Mit „Lehren aus der Geschichte“ wird bis heute begründet, warum die Deutschen sich zurückzuhalten haben – auch und mittlerweile gerade da, wo die Zögerlichkeit einer wirtschaftlich und demografisch so starken Macht ihre Kehrseite enthüllt, und die heißt Verantwortungslosigkeit. Bernhard Schlink hat das Problem dabei in seiner Philippika „Die Kultur des Denunziatorischen“ auf den Punkt gebracht: schon in der Schule lerne man hierzulande, das Gestern von der Höhe heutiger Moral aus zu beurteilen – denn „Moralisieren reduziert Komplexität“. Eine ganze Generation von Schülern und Studenten ist mit dem systematischen Rückschaufehler aufgewachsen, Geschichte von ihrem Ende her verstehen zu wollen.

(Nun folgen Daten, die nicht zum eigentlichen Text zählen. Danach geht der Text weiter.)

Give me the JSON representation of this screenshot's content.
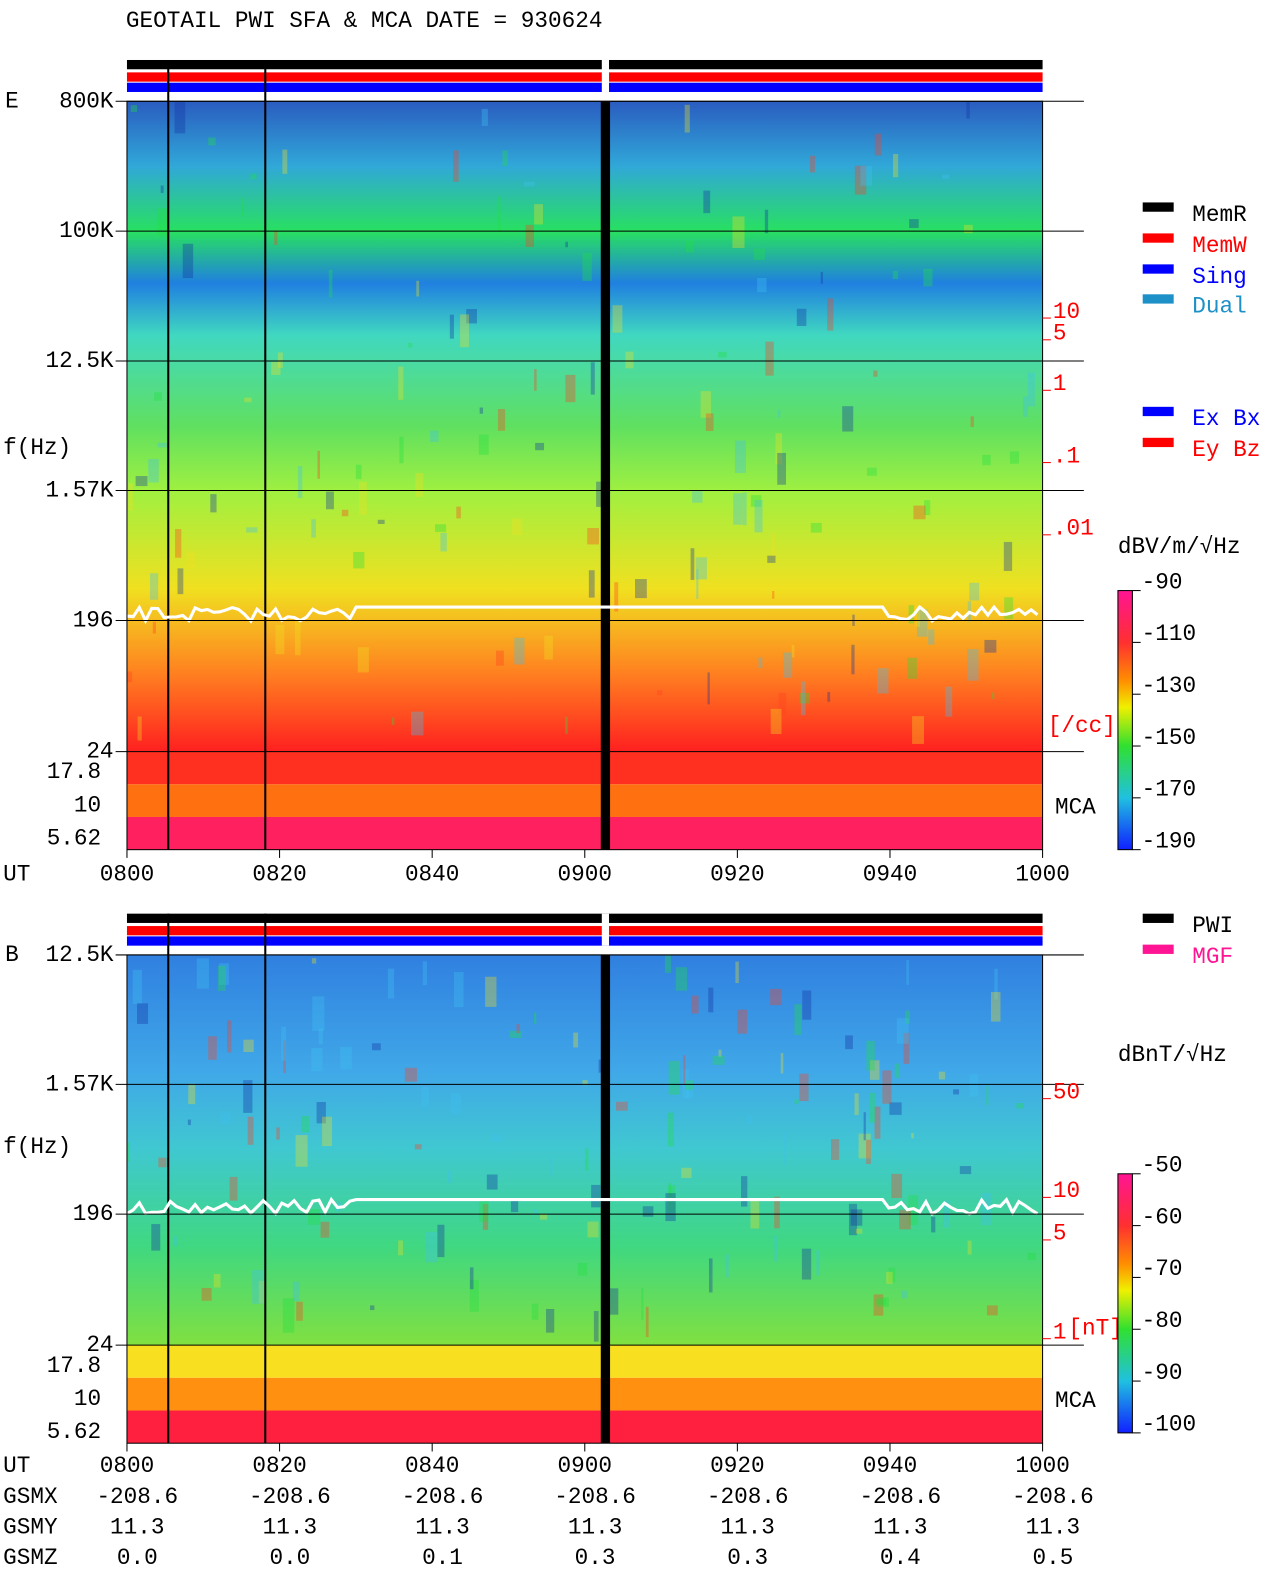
{
  "chart_data": [
    {
      "type": "spectrogram",
      "title": "GEOTAIL  PWI SFA & MCA   DATE = 930624",
      "panel_label": "E",
      "y_label": "f(Hz)",
      "x_label": "UT",
      "log_y": true,
      "ylim": [
        24,
        800000
      ],
      "yticks": [
        {
          "value": 800000,
          "label": "800K"
        },
        {
          "value": 100000,
          "label": "100K"
        },
        {
          "value": 12500,
          "label": "12.5K"
        },
        {
          "value": 1570,
          "label": "1.57K"
        },
        196,
        24
      ],
      "mca_label": "MCA",
      "mca_channels": [
        17.8,
        10,
        5.62
      ],
      "xlim": [
        480,
        600
      ],
      "xticks": [
        {
          "value": 480,
          "label": "0800"
        },
        {
          "value": 500,
          "label": "0820"
        },
        {
          "value": 520,
          "label": "0840"
        },
        {
          "value": 540,
          "label": "0900"
        },
        {
          "value": 560,
          "label": "0920"
        },
        {
          "value": 580,
          "label": "0940"
        },
        {
          "value": 600,
          "label": "1000"
        }
      ],
      "y2lim": [
        1e-05,
        10000
      ],
      "y2ticks": [
        10,
        5,
        1,
        {
          "value": 0.1,
          "label": ".1"
        },
        {
          "value": 0.01,
          "label": ".01"
        }
      ],
      "y2_label": "[/cc]",
      "colorbar_label": "dBV/m/√Hz",
      "clim": [
        -190,
        -90
      ],
      "cticks": [
        -90,
        -110,
        -130,
        -150,
        -170,
        -190
      ],
      "legend": [
        {
          "name": "MemR",
          "color": "#000000"
        },
        {
          "name": "MemW",
          "color": "#ff0000"
        },
        {
          "name": "Sing",
          "color": "#0000ff"
        },
        {
          "name": "Dual",
          "color": "#1e90c8"
        }
      ],
      "legend2": [
        {
          "name": "Ex Bx",
          "color": "#0000ff"
        },
        {
          "name": "Ey Bz",
          "color": "#ff0000"
        }
      ]
    },
    {
      "type": "spectrogram",
      "panel_label": "B",
      "y_label": "f(Hz)",
      "x_label": "UT",
      "log_y": true,
      "ylim": [
        24,
        12500
      ],
      "yticks": [
        {
          "value": 12500,
          "label": "12.5K"
        },
        {
          "value": 1570,
          "label": "1.57K"
        },
        196,
        24
      ],
      "mca_label": "MCA",
      "mca_channels": [
        17.8,
        10,
        5.62
      ],
      "xlim": [
        480,
        600
      ],
      "xticks": [
        {
          "value": 480,
          "label": "0800"
        },
        {
          "value": 500,
          "label": "0820"
        },
        {
          "value": 520,
          "label": "0840"
        },
        {
          "value": 540,
          "label": "0900"
        },
        {
          "value": 560,
          "label": "0920"
        },
        {
          "value": 580,
          "label": "0940"
        },
        {
          "value": 600,
          "label": "1000"
        }
      ],
      "y2lim": [
        0.9,
        520
      ],
      "y2ticks": [
        50,
        10,
        5,
        1
      ],
      "y2_label": "[nT]",
      "colorbar_label": "dBnT/√Hz",
      "clim": [
        -100,
        -50
      ],
      "cticks": [
        -50,
        -60,
        -70,
        -80,
        -90,
        -100
      ],
      "legend": [
        {
          "name": "PWI",
          "color": "#000000"
        },
        {
          "name": "MGF",
          "color": "#ff1493"
        }
      ]
    }
  ],
  "orbit": {
    "rows": [
      {
        "name": "GSMX",
        "values": [
          "-208.6",
          "-208.6",
          "-208.6",
          "-208.6",
          "-208.6",
          "-208.6",
          "-208.6"
        ]
      },
      {
        "name": "GSMY",
        "values": [
          "11.3",
          "11.3",
          "11.3",
          "11.3",
          "11.3",
          "11.3",
          "11.3"
        ]
      },
      {
        "name": "GSMZ",
        "values": [
          "0.0",
          "0.0",
          "0.1",
          "0.3",
          "0.3",
          "0.4",
          "0.5"
        ]
      }
    ]
  }
}
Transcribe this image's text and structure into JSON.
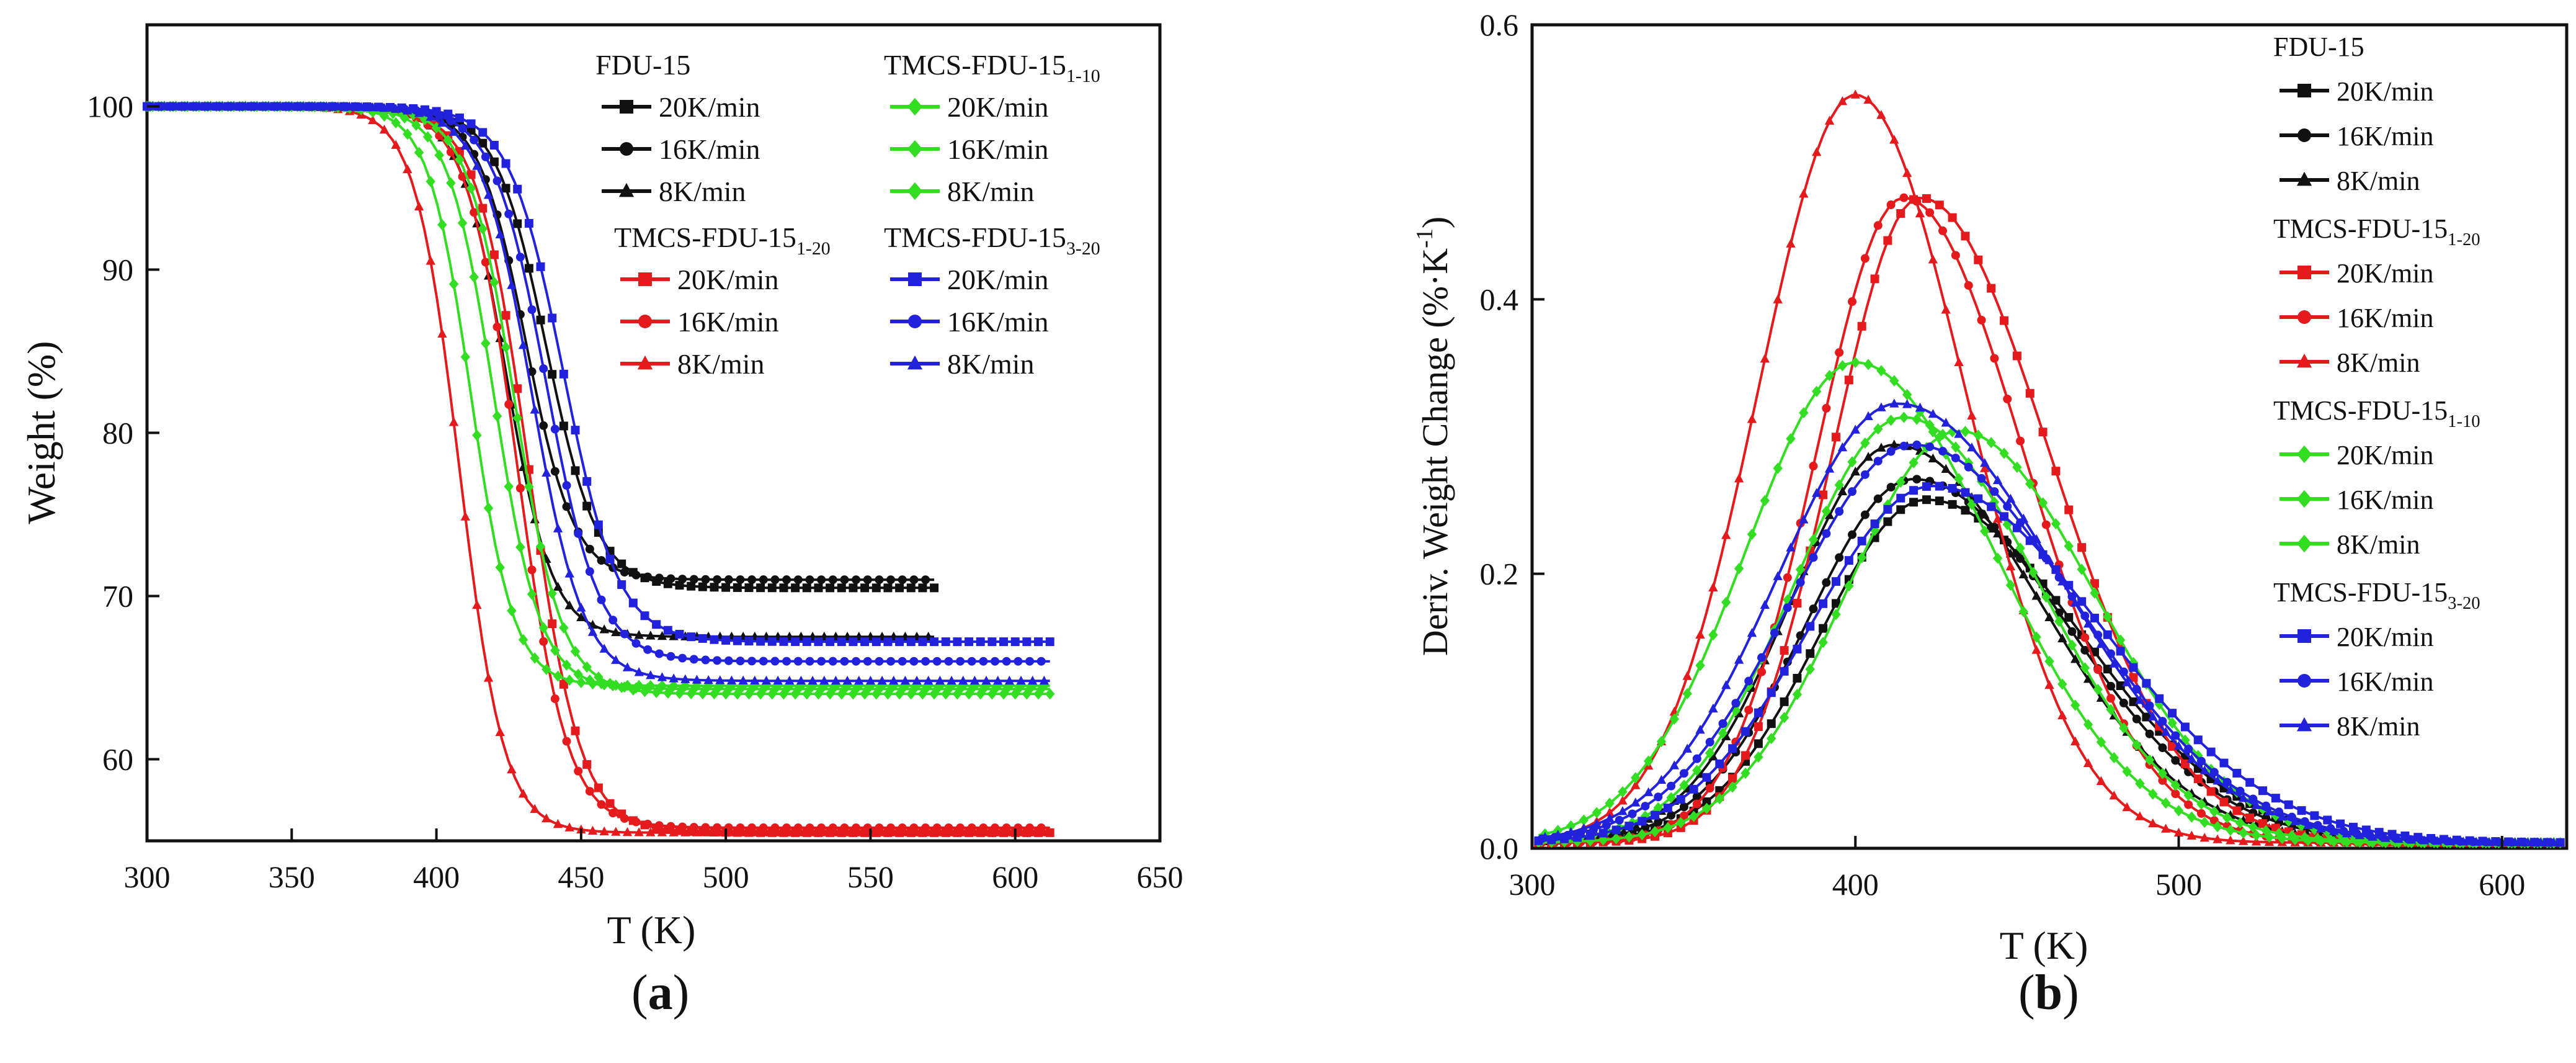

Doch die Geschichte gibt uns keinen Vorwand. In Wirklichkeit ist es ist nicht so sehr ein deutscher Machtanspruch (als angeblicher „Grundzug“ unserer Geschichte), der uns unheimlich sein sollte – sondern das fast vollständige Fehlen strategischen Denkens in der Öffentlichkeit. Wir sind es gewohnt, das deutsch-französische Bündnis als moralisch bedeutsam, als einen Akt der Versöhnung wahrzunehmen, und verstehen den Euro als Preis für den Frieden. Uns kann man mit der Behauptung erpressen, wir schuldeten Solidarität der Vergangenheit wegen. Das alles ist edel gedacht, übersieht aber die Rolle von Machtstrategien und Interessen, die selbstbewusste Nationen um uns herum mit großer Selbstverständlichkeit in Rechnung stellen. Wir finden Interessen noch immer „schmutzig“, in guter alter idealistischer Tradition. Doch über sie ist weit leichter zu verhandeln als über hochgesteckte moralische Standards.
Unsere „Moral“ macht uns nicht zu besseren Menschen, im Gegenteil: meistens zu naiveren, oft sogar zu dümmeren. Moral ist der rosa Schleier vor den Augen, der uns daran hindert, die Welt so zu sehen, wie sie ist: nicht deshalb schlechter, weil dort statt reiner Menschenliebe Kalkül und Interesse walten.
Es gibt nur ein Argument, das gegen deutsche Führung in der Eurokrise spricht – und das ist eben dieser Hang zum Moralisieren. Denn die schuldbewusste Furcht vor den kühlen Fakten erlaubt allen anderen, ihre Interessen hinter moralisch aufgeladenen Formeln wie „Solidarität“ und „Vergangenheit“ zu verstecken. So wird Geschichte zur Magd der Politik.
Lassen wir also die Geschichte. Nach vorne geht der Blick: nur mit einem vernünftigen Selbstbild kann Deutschland eine souveräne Position einnehmen, die verständlich und verständig ist. Europa täte das womöglich gut.